Después de este preámbulo, y de mirar escrutadoramente a los ojos a Michael, se lanzó a referir su historia en tono monocorde.

En 1937, cuando ya era evidente lo que se avecinaba, Hildesheimer acababa de concluir su formación de psicoanalista y estaba a punto de iniciar su vida profesional. Decidió emigrar a Palestina.

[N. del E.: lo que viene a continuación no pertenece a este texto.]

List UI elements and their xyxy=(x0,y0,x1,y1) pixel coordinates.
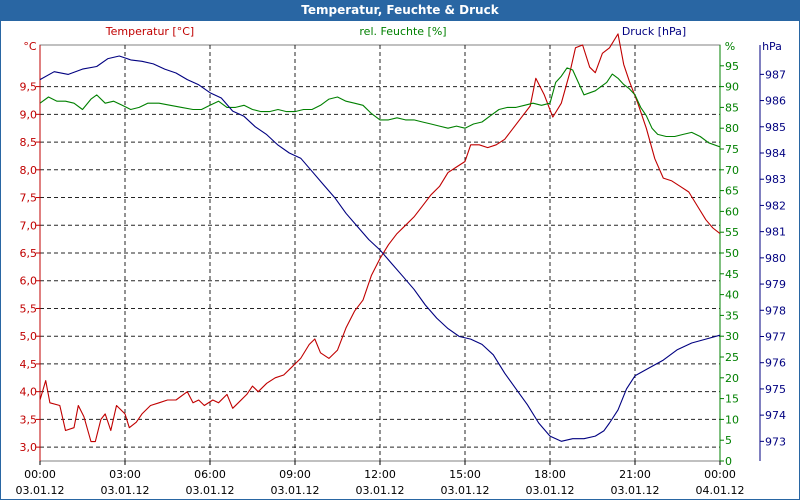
window-title-bar: Temperatur, Feuchte & Druck xyxy=(0,0,800,20)
pressure-tick-label: 985 xyxy=(765,121,786,134)
pressure-tick-label: 982 xyxy=(765,199,786,212)
temp-tick-label: 5,0 xyxy=(20,330,38,343)
x-tick-date: 03.01.12 xyxy=(526,484,575,497)
x-tick-time: 06:00 xyxy=(194,468,226,481)
humidity-tick-label: 35 xyxy=(725,309,739,322)
pressure-tick-label: 980 xyxy=(765,252,786,265)
x-tick-time: 03:00 xyxy=(109,468,141,481)
humidity-tick-label: 5 xyxy=(725,434,732,447)
humidity-tick-label: 50 xyxy=(725,247,739,260)
humidity-tick-label: 20 xyxy=(725,372,739,385)
temp-tick-label: 4,5 xyxy=(20,358,38,371)
pressure-tick-label: 973 xyxy=(765,435,786,448)
x-tick-time: 09:00 xyxy=(279,468,311,481)
temp-tick-label: 8,0 xyxy=(20,164,38,177)
humidity-tick-label: 25 xyxy=(725,351,739,364)
humidity-tick-label: 90 xyxy=(725,81,739,94)
pressure-tick-label: 976 xyxy=(765,357,786,370)
chart-title: Temperatur, Feuchte & Druck xyxy=(301,3,499,17)
pressure-tick-label: 983 xyxy=(765,173,786,186)
temp-tick-label: 5,5 xyxy=(20,302,38,315)
pressure-tick-label: 978 xyxy=(765,304,786,317)
x-tick-date: 03.01.12 xyxy=(186,484,235,497)
humidity-tick-label: 70 xyxy=(725,164,739,177)
humidity-tick-label: 95 xyxy=(725,60,739,73)
temp-axis-title: Temperatur [°C] xyxy=(105,25,194,38)
humidity-tick-label: 10 xyxy=(725,413,739,426)
pressure-tick-label: 981 xyxy=(765,226,786,239)
temperature-series-line xyxy=(39,33,721,443)
x-tick-time: 15:00 xyxy=(449,468,481,481)
temp-tick-label: 6,0 xyxy=(20,275,38,288)
temp-tick-label: 4,0 xyxy=(20,386,38,399)
x-tick-date: 03.01.12 xyxy=(271,484,320,497)
pressure-tick-label: 977 xyxy=(765,330,786,343)
pressure-series-line xyxy=(39,55,721,442)
pressure-tick-label: 986 xyxy=(765,95,786,108)
humidity-tick-label: 55 xyxy=(725,226,739,239)
x-tick-time: 12:00 xyxy=(364,468,396,481)
x-tick-date: 03.01.12 xyxy=(101,484,150,497)
temp-tick-label: 3,0 xyxy=(20,441,38,454)
humidity-tick-label: 40 xyxy=(725,289,739,302)
x-tick-time: 00:00 xyxy=(704,468,736,481)
temp-tick-label: 9,0 xyxy=(20,108,38,121)
humidity-tick-label: 80 xyxy=(725,122,739,135)
humidity-tick-label: 45 xyxy=(725,268,739,281)
humidity-tick-label: 0 xyxy=(725,455,732,468)
x-tick-date: 03.01.12 xyxy=(16,484,65,497)
x-tick-date: 03.01.12 xyxy=(611,484,660,497)
temp-tick-label: 3,5 xyxy=(20,413,38,426)
humidity-tick-label: 65 xyxy=(725,185,739,198)
humidity-tick-label: 75 xyxy=(725,143,739,156)
temp-unit-label: °C xyxy=(23,40,37,53)
x-tick-date: 03.01.12 xyxy=(356,484,405,497)
humidity-tick-label: 30 xyxy=(725,330,739,343)
x-tick-time: 18:00 xyxy=(534,468,566,481)
humidity-axis-title: rel. Feuchte [%] xyxy=(359,25,446,38)
temp-tick-label: 6,5 xyxy=(20,247,38,260)
humidity-tick-label: 15 xyxy=(725,393,739,406)
humidity-tick-label: 85 xyxy=(725,101,739,114)
pressure-tick-label: 987 xyxy=(765,68,786,81)
humidity-tick-label: 60 xyxy=(725,205,739,218)
pressure-unit-label: hPa xyxy=(762,40,782,53)
temp-tick-label: 7,5 xyxy=(20,192,38,205)
temp-tick-label: 9,5 xyxy=(20,81,38,94)
pressure-tick-label: 975 xyxy=(765,383,786,396)
x-tick-time: 21:00 xyxy=(619,468,651,481)
x-tick-date: 04.01.12 xyxy=(696,484,745,497)
pressure-tick-label: 979 xyxy=(765,278,786,291)
x-tick-time: 00:00 xyxy=(24,468,56,481)
humidity-series-line xyxy=(39,67,721,148)
x-tick-date: 03.01.12 xyxy=(441,484,490,497)
humidity-unit-label: % xyxy=(725,40,735,53)
pressure-axis-title: Druck [hPa] xyxy=(622,25,686,38)
temp-tick-label: 7,0 xyxy=(20,219,38,232)
pressure-tick-label: 974 xyxy=(765,409,786,422)
pressure-tick-label: 984 xyxy=(765,147,786,160)
temp-tick-label: 8,5 xyxy=(20,136,38,149)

Fue allí en compañía de un pequeño grupo de personas que se encontraban en la misma etapa profesional que él. Los había precedido Stefan Deutsch, un psicoanalista con mayores conocimientos y experiencia, «al fin y al cabo, se había psicoanalizado con Ferenczi, un discípulo y amigo personal de Freud». Con algún dinero que había heredado, Deutsch compró una gran casa en el barrio de Bujaran de Jerusalén.

Y fue en esa casa donde se alojaron Hildesheimer y su mujer, Ilse, así como los Levine, un matrimonio de analistas prácticamente sin experiencia. Con el transcurso del tiempo, continuó el anciano, la casa se convertiría, sin que nadie lo pretendiera, en la primera sede del Instituto Psicoanalítico. Ilse se ocupaba de la administración y los Levine y él practicaban el psicoanálisis, y todos vivían juntos en la casa del barrio de Bujaran. Esbozó una media sonrisa al rememorar los elevados techos circulares y el suelo de baldosas pintadas llenas de desconchones de la vieja casa árabe. Los inviernos, en los que la casa se llenaba de goteras, eran traumatizantes, pero los veranos resultaban agradables. Al caer la tarde solían reunirse a comentar las incidencias de la jornada en el patio descubierto y embalsamado por aromas de jazmín, rodeados por la colada puesta a secar en los tendederos de los vecinos. Transcurrieron muchos meses antes de que encontraran el piso de Rehavia donde todavía vivían, pero aún después de mudarse seguían pasando casi todo el tiempo en el barrio de Bujaran. Más adelante, nuevos recién llegados se unieron a ellos, sobre todo en 1938 y 1939.